In ihren ersten Lebensjahren sorgte Mürre für die beiden Waisenkinder. Später wurden sie unter die Aufsicht des Lehrers Fu gestellt. Riccardo interessierte brennend, welche Art von Artisten seine Eltern gewesen waren, bekam aber von allen Zirkusleuten ein unwissendes Achselzucken als Antwort. Nur wenige konnten sich schemenhaft an die Eltern der beiden Kinder erinnern. Außerdem wechselten von Jahr zu Jahr immer mehr Personen in andere Zirkusse. Es war nicht Sitte, über Tote zu sprechen.

Die Seelen toter Zirkusleute durften nicht geweckt werden. Hoch oben, knapp unter dem Manegenzelt hatten Geister keinen Platz und würden Artisten nur gefährden. Deshalb schwieg man.

Drei Tage gab es keine Vorstellung. Man trauerte, besprach sich, diskutierte, fuhr zum Hafen von Olbia, um sich umzuhören, hinterfragte alle Einzelheiten beim Jachtvermieter und erkundigte sich in der Zentrale der Küstenwache. Doch alle Anstrengungen blieben vergebens.
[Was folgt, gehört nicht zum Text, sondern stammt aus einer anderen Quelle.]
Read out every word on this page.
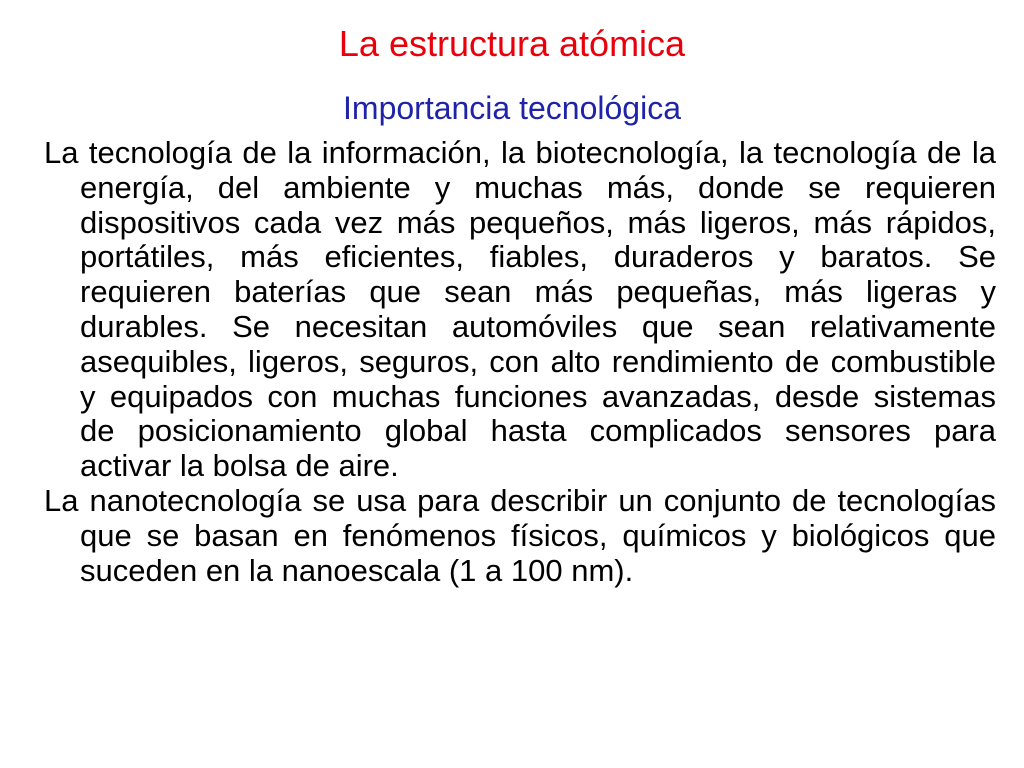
La estructura atómica
Importancia tecnológica

La tecnología de la información, la biotecnología, la tecnología de la energía, del ambiente y muchas más, donde se requieren dispositivos cada vez más pequeños, más ligeros, más rápidos, portátiles, más eficientes, fiables, duraderos y baratos. Se requieren baterías que sean más pequeñas, más ligeras y durables. Se necesitan automóviles que sean relativamente asequibles, ligeros, seguros, con alto rendimiento de combustible y equipados con muchas funciones avanzadas, desde sistemas de posicionamiento global hasta complicados sensores para activar la bolsa de aire.

La nanotecnología se usa para describir un conjunto de tecnologías que se basan en fenómenos físicos, químicos y biológicos que suceden en la nanoescala (1 a 100 nm).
Da Zirkusdirektor Bonelli keine Nachfahren hatte, übernahm Manegenmeister Adolfo die Führung aller Geschäfte. Dies war schon Jahre zuvor in einem Vertrag zwischen den beiden geregelt worden. So begab er sich mit großen Schritten, hochmütig und gestärkt durch seine neue Funktion als Direktor und als neuer Besitzer des Zirkus Bonelli, zum Bürowagen der Werbeabteilung. Mit wild fuchtelnder Hand und Zigarre im Mund befahl er in strengem Ton den Technikern und dem Werbechef:

»Ab heute gibt es einen neuen Namen. Ändert alle Ankündigungen, Aufschriften auf den Wohnwagen, Plakate, Karten und was euch noch so einfällt. Adolfo ist ab heute der neue Zirkusname. AAAAAdolfooo. Montiert sofort das schreckliche Bonelli vom Dach des Zeltes! Ich will den Namen dieses Herrn, der unsere besten Attraktionen verkaufen wollte, nie mehr sehen. Gibt es noch Fragen?«

Die Angesprochenen blickten demütig auf und wussten, dass ab jetzt ein strenges Regime herrschen würde.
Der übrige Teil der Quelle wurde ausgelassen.